Usually flash embeds uses code that looks similar to:
Youtube:
<object width="425" height="350">
<param name="movie" value="http://www.youtube.com/v/AyPzM5WK8ys" />
<param name="wmode" value="transparent" />
<embed src="http://www.youtube.com/v/AyPzM5WK8ys"
type="application/x-shockwave-flash"
wmode="transparent" width="425" height="350" />
</object>
Vimeo:
<object width="400" height="225">
<param name="allowfullscreen" value="true" />
<param name="allowscriptaccess" value="always" />
<param name="movie" value="http://vimeo.com/moogaloop.swf?clip_id=10239065&server=vimeo.com&show_title=1&show_byline=1&show_portrait=0&color=&fullscreen=1" />
<embed src="http://vimeo.com/moogaloop.swf?clip_id=10239065&server=vimeo.com&show_title=1&show_byline=1&show_portrait=0&color=&fullscreen=1" type="application/x-shockwave-flash" allowfullscreen="true" allowscriptaccess="always" width="400" height="225"></embed>
</object>
<p>La Fete (HD - 2010) from Malcolm Sutherland on Vimeo.</p>
Metacafe:
<embed src="http://www.metacafe.com/fplayer/4317045/bmx_face_slide.swf" width="400" height="345" wmode="transparent" pluginspage="http://www.macromedia.com/go/getflashplayer" type="application/x-shockwave-flash" allowFullScreen="true" allowScriptAccess="always" name="Metacafe_4317045"> </embed>
<br><font size = 1>BMX Face Slide - Free videos are just a click away</font>
Best solution for enabling embeded content is to strip tags with exception for embed, param, object and list of attributes from the the samples that can be used.
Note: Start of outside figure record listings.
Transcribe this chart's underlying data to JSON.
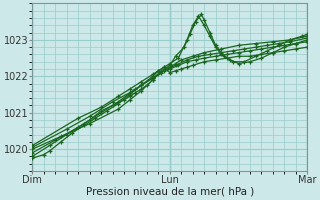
{
  "xlabel": "Pression niveau de la mer( hPa )",
  "bg_color": "#cce8e8",
  "grid_color": "#99cccc",
  "line_color": "#1a6620",
  "yticks": [
    1020,
    1021,
    1022,
    1023
  ],
  "xlim": [
    0,
    48
  ],
  "ylim": [
    1019.4,
    1023.9
  ],
  "xtick_labels": [
    "Dim",
    "Lun",
    "Mar"
  ],
  "xtick_positions": [
    0,
    24,
    48
  ],
  "series": [
    [
      0.0,
      1019.75,
      2.0,
      1019.85,
      3.0,
      1019.95,
      5.0,
      1020.2,
      7.0,
      1020.45,
      9.0,
      1020.65,
      11.0,
      1020.85,
      13.0,
      1021.05,
      15.0,
      1021.25,
      17.0,
      1021.5,
      19.0,
      1021.75,
      21.0,
      1022.0,
      22.0,
      1022.15,
      23.0,
      1022.25,
      24.0,
      1022.1,
      25.0,
      1022.15,
      26.0,
      1022.2,
      27.0,
      1022.25,
      28.0,
      1022.3,
      30.0,
      1022.4,
      32.0,
      1022.45,
      34.0,
      1022.5,
      36.0,
      1022.55,
      38.0,
      1022.55,
      40.0,
      1022.6,
      42.0,
      1022.65,
      44.0,
      1022.7,
      46.0,
      1022.75,
      48.0,
      1022.8
    ],
    [
      0.0,
      1019.8,
      3.0,
      1020.1,
      6.0,
      1020.4,
      9.0,
      1020.7,
      12.0,
      1021.0,
      15.0,
      1021.3,
      18.0,
      1021.65,
      21.0,
      1021.95,
      23.0,
      1022.15,
      24.0,
      1022.2,
      25.5,
      1022.3,
      27.0,
      1022.4,
      28.5,
      1022.45,
      30.0,
      1022.5,
      32.0,
      1022.55,
      34.0,
      1022.6,
      36.0,
      1022.65,
      38.0,
      1022.7,
      40.0,
      1022.75,
      42.0,
      1022.8,
      44.0,
      1022.85,
      46.0,
      1022.9,
      48.0,
      1022.95
    ],
    [
      0.0,
      1019.9,
      4.0,
      1020.25,
      8.0,
      1020.6,
      10.0,
      1020.8,
      12.0,
      1021.05,
      14.0,
      1021.2,
      16.0,
      1021.35,
      17.0,
      1021.45,
      18.0,
      1021.55,
      19.0,
      1021.65,
      20.0,
      1021.75,
      21.0,
      1021.9,
      22.0,
      1022.05,
      23.5,
      1022.2,
      25.0,
      1022.3,
      27.0,
      1022.45,
      29.0,
      1022.55,
      31.0,
      1022.6,
      33.0,
      1022.65,
      35.0,
      1022.7,
      37.0,
      1022.75,
      39.0,
      1022.8,
      41.0,
      1022.85,
      43.0,
      1022.9,
      45.0,
      1022.95,
      48.0,
      1023.05
    ],
    [
      0.0,
      1020.05,
      6.0,
      1020.55,
      10.0,
      1020.9,
      14.0,
      1021.3,
      17.0,
      1021.55,
      19.0,
      1021.75,
      21.0,
      1021.95,
      22.5,
      1022.1,
      24.0,
      1022.25,
      25.0,
      1022.35,
      26.0,
      1022.45,
      28.0,
      1022.55,
      30.0,
      1022.65,
      33.0,
      1022.75,
      36.0,
      1022.85,
      39.0,
      1022.9,
      42.0,
      1022.95,
      45.0,
      1023.0,
      48.0,
      1023.1
    ],
    [
      0.0,
      1020.1,
      8.0,
      1020.85,
      12.0,
      1021.15,
      15.0,
      1021.45,
      17.0,
      1021.65,
      19.0,
      1021.85,
      21.0,
      1022.05,
      22.0,
      1022.15,
      23.0,
      1022.25,
      24.0,
      1022.35,
      25.5,
      1022.5,
      27.0,
      1023.0,
      28.0,
      1023.4,
      29.0,
      1023.65,
      30.0,
      1023.4,
      31.0,
      1023.1,
      32.0,
      1022.8,
      33.0,
      1022.6,
      34.5,
      1022.45,
      36.0,
      1022.35,
      38.0,
      1022.4,
      40.0,
      1022.5,
      42.0,
      1022.65,
      44.0,
      1022.8,
      46.0,
      1022.9,
      48.0,
      1023.0
    ],
    [
      0.0,
      1020.0,
      5.0,
      1020.35,
      10.0,
      1020.7,
      15.0,
      1021.1,
      17.0,
      1021.35,
      19.0,
      1021.6,
      21.0,
      1021.9,
      22.5,
      1022.15,
      24.0,
      1022.3,
      25.0,
      1022.55,
      26.5,
      1022.8,
      27.5,
      1023.15,
      28.5,
      1023.5,
      29.5,
      1023.7,
      30.0,
      1023.55,
      31.0,
      1023.2,
      32.0,
      1022.85,
      33.5,
      1022.55,
      35.0,
      1022.4,
      37.0,
      1022.4,
      39.0,
      1022.55,
      41.0,
      1022.7,
      43.0,
      1022.85,
      45.0,
      1023.0,
      47.0,
      1023.1,
      48.0,
      1023.15
    ]
  ]
}
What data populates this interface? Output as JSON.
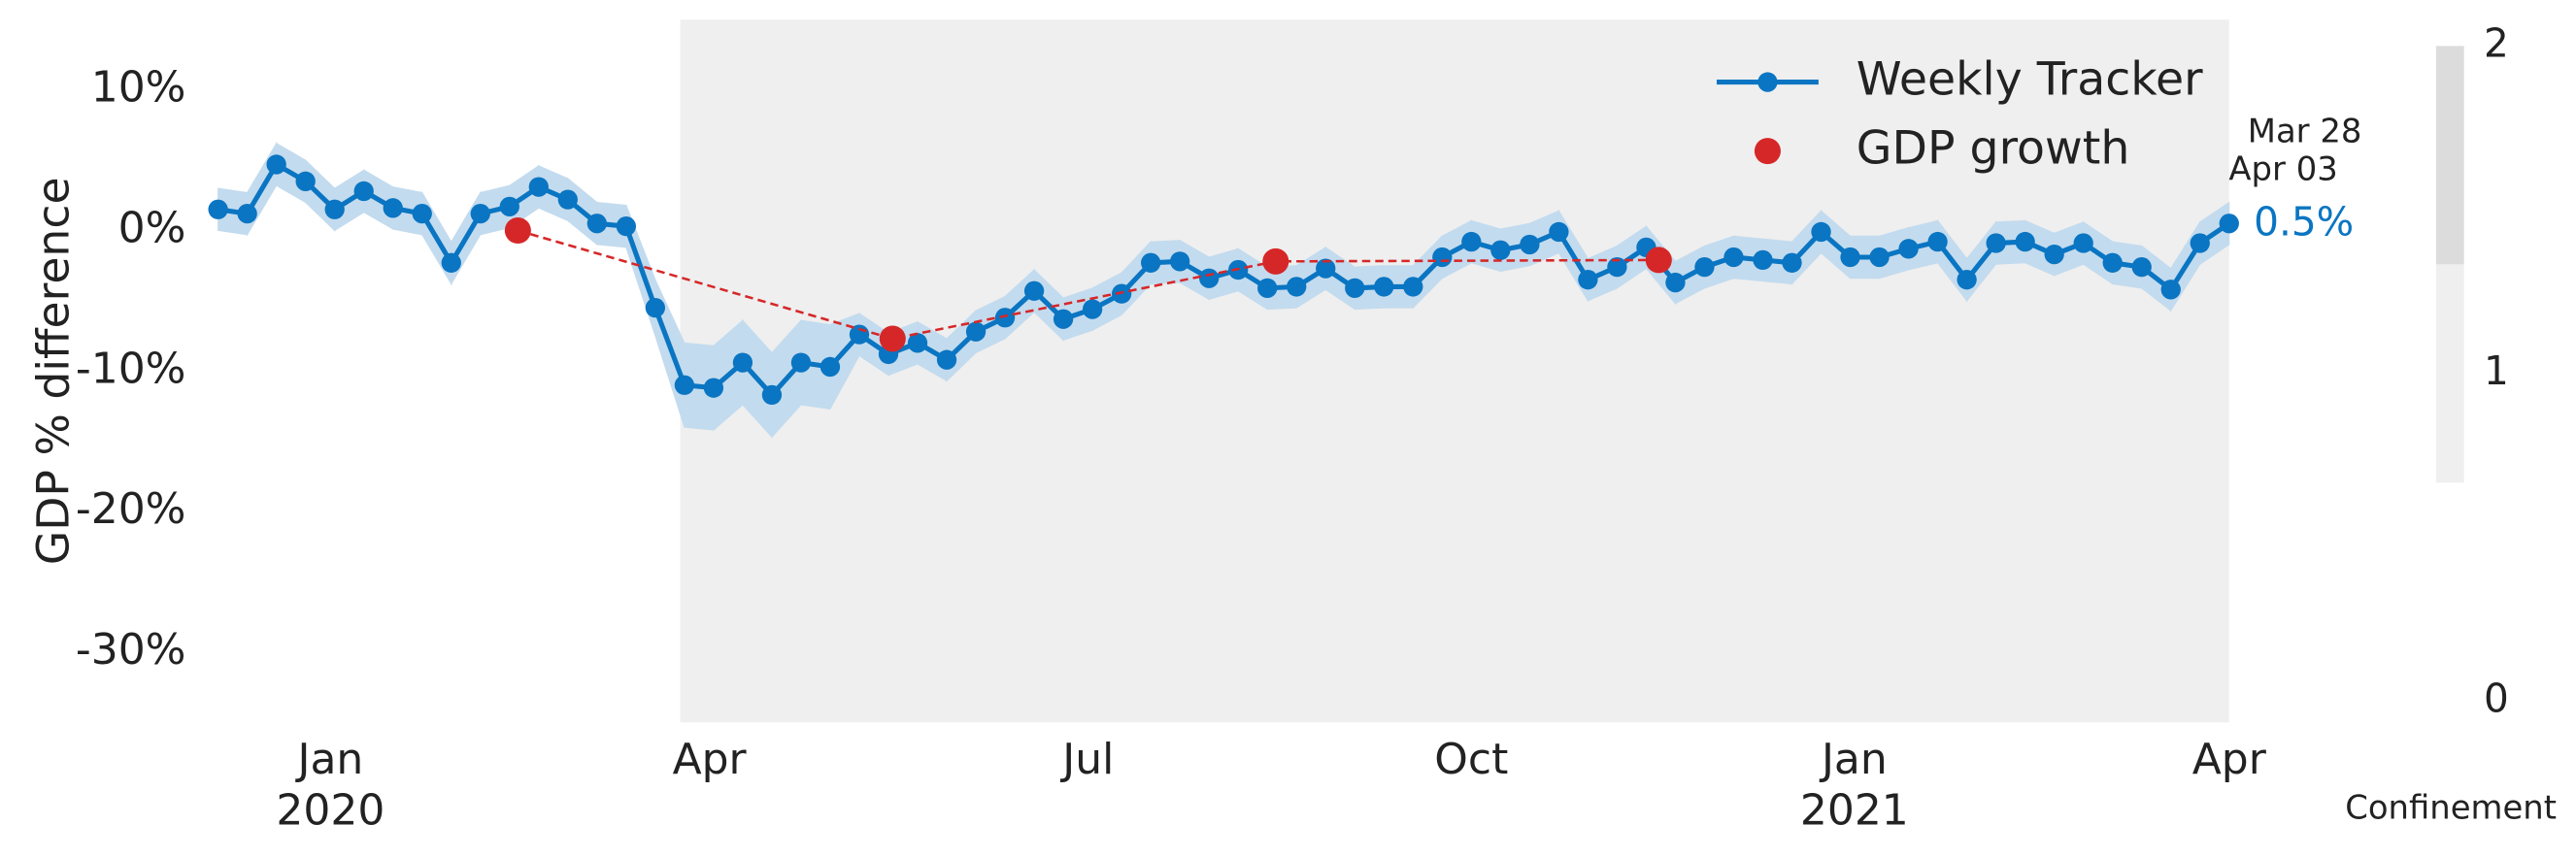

Remember, some attributes can run javascript code as well as anchor's href...
Edit:
Allowing only trusted sites in src and param's value attribute is kinda good way to prevent hAx0rs from doing bad things but it's not flawles. Another big thing: read more about allowScriptAccess. Its a Param's attribute you should remove or set to sameDomain / never. It will prevent SWF from running javascript :)
Why don't you just visit all the sites, save their embed code, and then only allow your users to submit the required site's parameters?